Traditional breast pumps are a bit dehumanizing: Find a private room to take off your top, hook up to a machine with cones and tubes as collection bottles dangle from your breasts, and stay there for about 30 minutes tethered to a power outlet. With Willow, the only privacy you need is the time to put it on. Then you're free to walk around with these pumps under your clothing that weigh just under a pound each.
Finding a private space isn't easy. There are a few Mamava pumping rooms scattered around the convention center for that very thing. But the one next to the CNET stage was occupied the two times I wanted to use it to put on the Willow. Luckily, the Willow is simple enough I could pop into a bathroom stall, put it in my bra and be done in a few minutes. Align it on the breast, hit the play button, secure it in the nursing bra and I was good to go.
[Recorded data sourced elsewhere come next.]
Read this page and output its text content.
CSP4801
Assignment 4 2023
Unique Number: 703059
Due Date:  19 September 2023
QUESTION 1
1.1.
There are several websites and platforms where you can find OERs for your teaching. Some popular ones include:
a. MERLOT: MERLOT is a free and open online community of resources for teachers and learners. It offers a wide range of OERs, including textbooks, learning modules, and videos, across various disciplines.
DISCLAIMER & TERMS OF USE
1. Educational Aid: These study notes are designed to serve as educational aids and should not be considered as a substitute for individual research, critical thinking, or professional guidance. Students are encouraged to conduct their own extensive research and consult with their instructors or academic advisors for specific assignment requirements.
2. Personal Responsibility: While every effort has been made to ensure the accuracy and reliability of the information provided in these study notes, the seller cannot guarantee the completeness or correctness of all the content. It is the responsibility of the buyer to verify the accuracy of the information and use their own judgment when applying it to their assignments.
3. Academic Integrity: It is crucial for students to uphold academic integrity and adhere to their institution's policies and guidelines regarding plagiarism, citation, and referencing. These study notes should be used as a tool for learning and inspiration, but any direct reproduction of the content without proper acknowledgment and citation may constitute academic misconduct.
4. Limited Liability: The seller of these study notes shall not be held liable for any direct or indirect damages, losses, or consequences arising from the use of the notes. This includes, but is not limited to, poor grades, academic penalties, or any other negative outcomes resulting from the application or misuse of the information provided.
I've lived on both sides of this world. I have two kids. The first time I was in the pumping phase at CES, there was nothing like Willow. My only options were a convention center bathroom or a time-consuming run back to my hotel. I ended up not pumping most of the day. By the time I got home from the week-long trip, my supply had diminished to the point where I ended up switching my 6-month-old daughter to formula. It was just too hard to keep up.
Now I have an 8-month-old son and I'm able to keep pumping longer without missing a beat. When I'm done, I take the Willow out of the bra, pop the milk bag out into a cooler lunch bag, and run to the next meeting. And that cooler bag comes with me to the airport on my trip back to New York.
Willow isn't the only company on the scene now. There's also the Elvie, a different design I've also tested. It also sits in your bra without any wires, but instead of bags it collects the milk in a container at the base of the pump. It provides similar freedom and an app to track it all, but it isn't spill-proof if I bend forward.
It's heartwarming to see at each new CES more options for tech that helps moms.
Willow says more than 80 women have been testing its newest model, which is coming out in the spring. It's not a device I'll need by then, but it can make a difference for the next round of mamas entering a world where pumping while working and traveling doesn't need to be a big deal.